Wednesday, August 27, 2008

MusicMatch Customer Service

A Rant: Part I

Sometime in the 1980s I decided that when the technology was available I would take up (as a hobby) the task of acquiring every song that hit the top twenty during the years 1955 to 1969. This was the music of my youth (roughly, anyway, as I was 14 to 28 years old during that period). I would get all the music and somehow - depending on what the technology looked like - string it all together so that any of it could be found by artist or by song title and then played.

Well, the mp3 format came along and I learned about it in 1998. My first step was to list what I needed, and for this I used the then current issue of The Billboard Book of Top 40 Hits by Joel Whitburn. Over the years I have worn out several copies and acquired new ones. I believe the book is updated annually to include all top 40 songs from 1955 to the year before the edition in question. It is a marvelous source and I recommend it to anyone interested in the subject.

The list creation resulted in something over 2,400 songs which I had to acquire either already in the mp3 format or on CD, from which I could convert them to mp3. At that time, vinyl and cassette were not good sources because the PC line in capability usually resulted in line feed hissing. Or at least the capability that *eye* had did.

So, list creation accomplished, I pondered the problem of organizing them in such a fashion that I could access them as described above, that is by artist or by song title. I speculated that I would have to learn enough about the PC to write my own software, and was ecstatic when I discovered a software product called "MusicMatch Jukebox." It was only $19.99 or $19.95 or something like that, and I would be able to access them by those two characteristics, and by slightly misusing the software's capabilites I could access them by the years they reached their peak positions, the highest chart positions they reached, and other characteristics. I'll take one, please.

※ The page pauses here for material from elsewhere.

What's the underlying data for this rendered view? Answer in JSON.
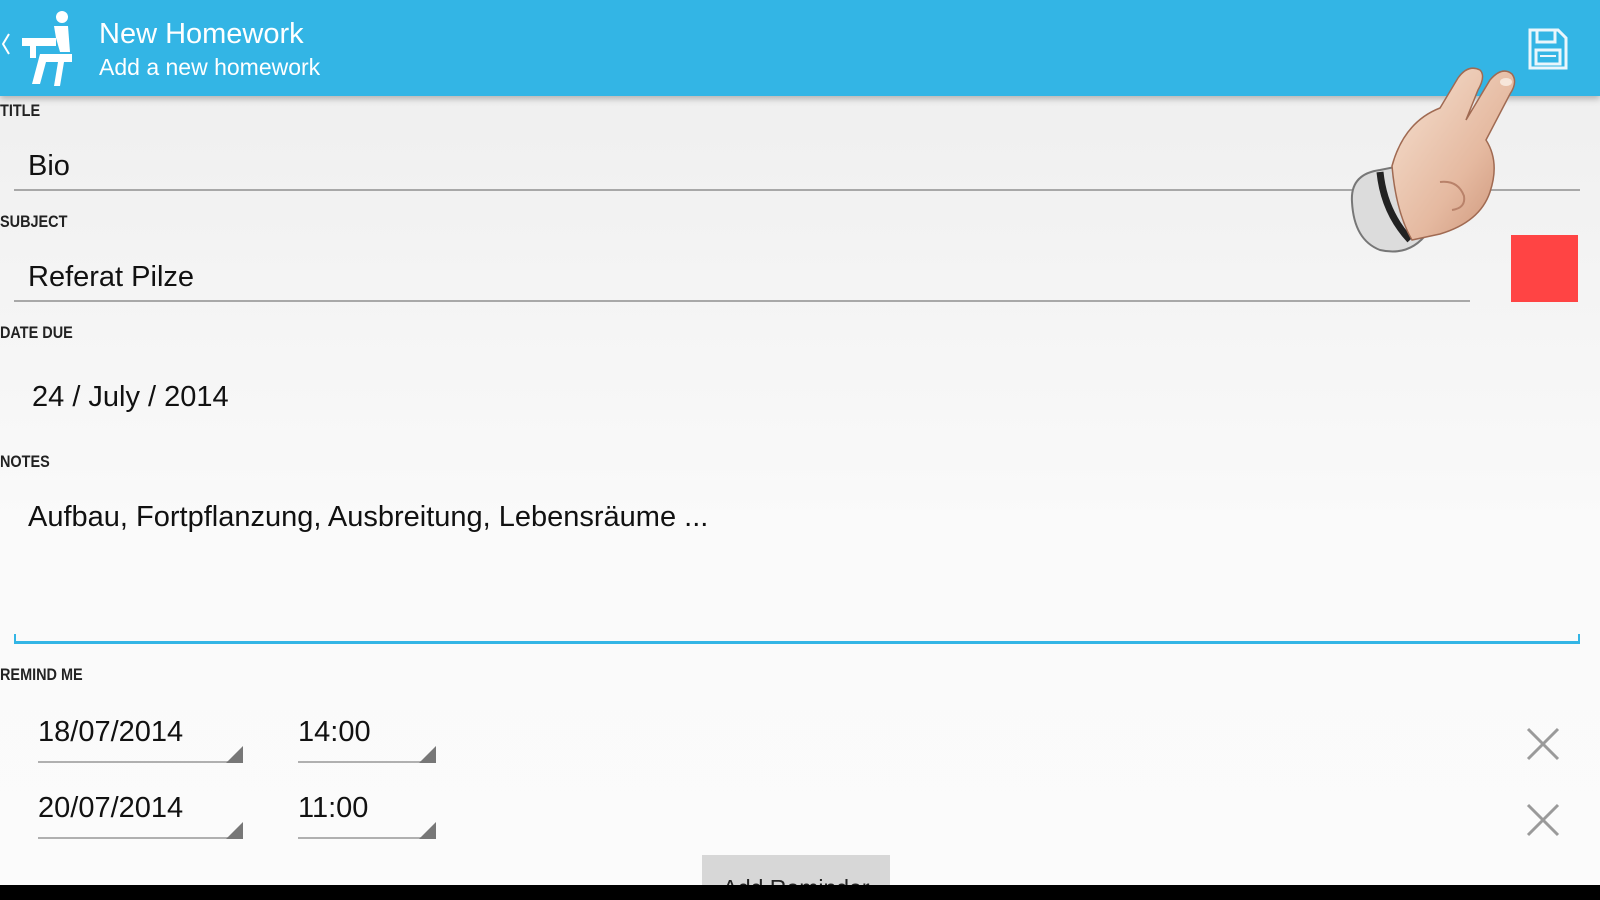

MMJB was still a small company and its customer service was the best I have ever experienced, on or off the internet, even though it was all by email. I had need of it several times and never waited more than a few hours for a response. The responses were prompt, coherent, and helpful. On a couple of occasions a woman in Tennessee emailed me after midnight and I happened to be still awake and using my PC. We exchanged both technical information and social pleasantries. I recall fondly that on the first such occasion I asked her what she was doing answering my email at that hour and that she told me she was home and unwinding with a glass of wine. We asked each other about wine preferences. She was drinking "Spanish Red." I liked Merlot. She informed me that "Merlot is for wimps." Ah ha ha ha ha ha ha. Perhaps she was right.

In any case she solved my problems and how could it get any better?

On another occasion I emailed customer service during the day. I think there was a glitch in the MMJB software. I received a response almost immediately, from a male this time, outlining the steps I would have to take to fix it. As I began those steps my phone rang. It was the customer service rep, calling to walk me through the steps to make sure I had no problem. Can you believe that?

Alas, things deteriorated, slowly at first and then more rapidly, as MMJB grew in size. I suppose this is inevitable as companies grow, but it is in any case lamentable.